Here’s my bottom line: If you claim that you can’t know if there is a God, then why do you choose to live as if there isn’t? You say you can’t make up your mind but you live as if you have—you live as if he doesn’t exist. You don’t pray to any God. You don’t worship any God. You don’t study any God. You live as if there isn’t one yet say you don’t know if there is one. Why not, in the midst of your uncertainty, choose the other side of that coin and see what happens? Why not choose to live as if Jesus is Lord? Why not, in your uncertainty, pray to Jesus, study Jesus, worship Jesus, become friends with people who claim to love Jesus and then see what happens? The reason you still have no evidence is because you have already chosen to live with an answer: he doesn’t exist. I posit that if one lived as if he did exist and is God, they would discover that he does and he is. Make sense?

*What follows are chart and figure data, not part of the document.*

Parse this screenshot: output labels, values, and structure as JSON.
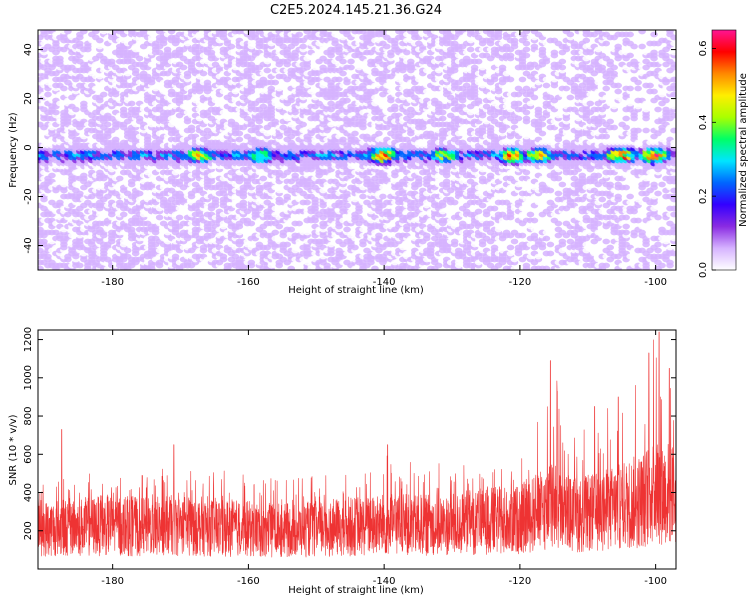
{
  "title": "C2E5.2024.145.21.36.G24",
  "chart_data": [
    {
      "type": "heatmap",
      "xlabel": "Height of straight line (km)",
      "ylabel": "Frequency (Hz)",
      "xlim": [
        -191,
        -97
      ],
      "ylim": [
        -50,
        48
      ],
      "xticks": [
        -180,
        -160,
        -140,
        -120,
        -100
      ],
      "yticks": [
        -40,
        -20,
        0,
        20,
        40
      ],
      "colorbar": {
        "label": "Normalized spectral amplitude",
        "range": [
          0.0,
          0.65
        ],
        "ticks": [
          0.0,
          0.2,
          0.4,
          0.6
        ],
        "tick_labels": [
          "0.0",
          "0.2",
          "0.4",
          "0.6"
        ],
        "colors": [
          "#ffffff",
          "#d6b3ff",
          "#8a2be2",
          "#3300ff",
          "#0066ff",
          "#00e5ff",
          "#00ff66",
          "#aaff00",
          "#ffee00",
          "#ff8800",
          "#ff0000",
          "#ff1493"
        ]
      },
      "band": {
        "center_frequency_hz": -3,
        "peaks": [
          {
            "x": -167,
            "amp": 0.45
          },
          {
            "x": -158,
            "amp": 0.4
          },
          {
            "x": -140,
            "amp": 0.55
          },
          {
            "x": -131,
            "amp": 0.4
          },
          {
            "x": -121,
            "amp": 0.5
          },
          {
            "x": -117,
            "amp": 0.45
          },
          {
            "x": -105,
            "amp": 0.55
          },
          {
            "x": -100,
            "amp": 0.55
          }
        ]
      }
    },
    {
      "type": "line",
      "xlabel": "Height of straight line (km)",
      "ylabel": "SNR (10 * v/v)",
      "xlim": [
        -191,
        -97
      ],
      "ylim": [
        0,
        1250
      ],
      "xticks": [
        -180,
        -160,
        -140,
        -120,
        -100
      ],
      "yticks": [
        200,
        400,
        600,
        800,
        1000,
        1200
      ],
      "color": "#ee3333",
      "envelope": [
        {
          "x": -191,
          "base": 210,
          "peak": 480
        },
        {
          "x": -185,
          "base": 220,
          "peak": 520
        },
        {
          "x": -180,
          "base": 230,
          "peak": 470
        },
        {
          "x": -175,
          "base": 220,
          "peak": 500
        },
        {
          "x": -170,
          "base": 230,
          "peak": 560
        },
        {
          "x": -165,
          "base": 220,
          "peak": 520
        },
        {
          "x": -160,
          "base": 210,
          "peak": 500
        },
        {
          "x": -155,
          "base": 200,
          "peak": 470
        },
        {
          "x": -150,
          "base": 210,
          "peak": 510
        },
        {
          "x": -145,
          "base": 220,
          "peak": 520
        },
        {
          "x": -140,
          "base": 230,
          "peak": 650
        },
        {
          "x": -135,
          "base": 230,
          "peak": 540
        },
        {
          "x": -130,
          "base": 230,
          "peak": 560
        },
        {
          "x": -125,
          "base": 250,
          "peak": 520
        },
        {
          "x": -120,
          "base": 260,
          "peak": 560
        },
        {
          "x": -117,
          "base": 300,
          "peak": 820
        },
        {
          "x": -115,
          "base": 330,
          "peak": 1080
        },
        {
          "x": -112,
          "base": 280,
          "peak": 700
        },
        {
          "x": -108,
          "base": 300,
          "peak": 850
        },
        {
          "x": -105,
          "base": 330,
          "peak": 920
        },
        {
          "x": -102,
          "base": 360,
          "peak": 1050
        },
        {
          "x": -100,
          "base": 420,
          "peak": 1240
        },
        {
          "x": -97,
          "base": 380,
          "peak": 1000
        }
      ],
      "spikes": [
        {
          "x": -187.5,
          "y": 730
        },
        {
          "x": -171,
          "y": 650
        },
        {
          "x": -139.5,
          "y": 650
        },
        {
          "x": -115.5,
          "y": 1090
        },
        {
          "x": -114.5,
          "y": 930
        },
        {
          "x": -109,
          "y": 850
        },
        {
          "x": -105.5,
          "y": 900
        },
        {
          "x": -101,
          "y": 1130
        },
        {
          "x": -99.5,
          "y": 1240
        },
        {
          "x": -98,
          "y": 1050
        }
      ]
    }
  ]
}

I suggest two books: The Case for Christ by Lee Strobel and The Reason for God by Timothy Keller. Both are amazing.

I hope this helps.

Matt

One Response to “Emails with an Agnostic…”

  1. Celia Says:

    Matt,
    Oh, how I wish I could word things as eloquently as you can! These very same words I have tried to put together for conversations with very similar people. Thanks so much for sharing this email exchange with us.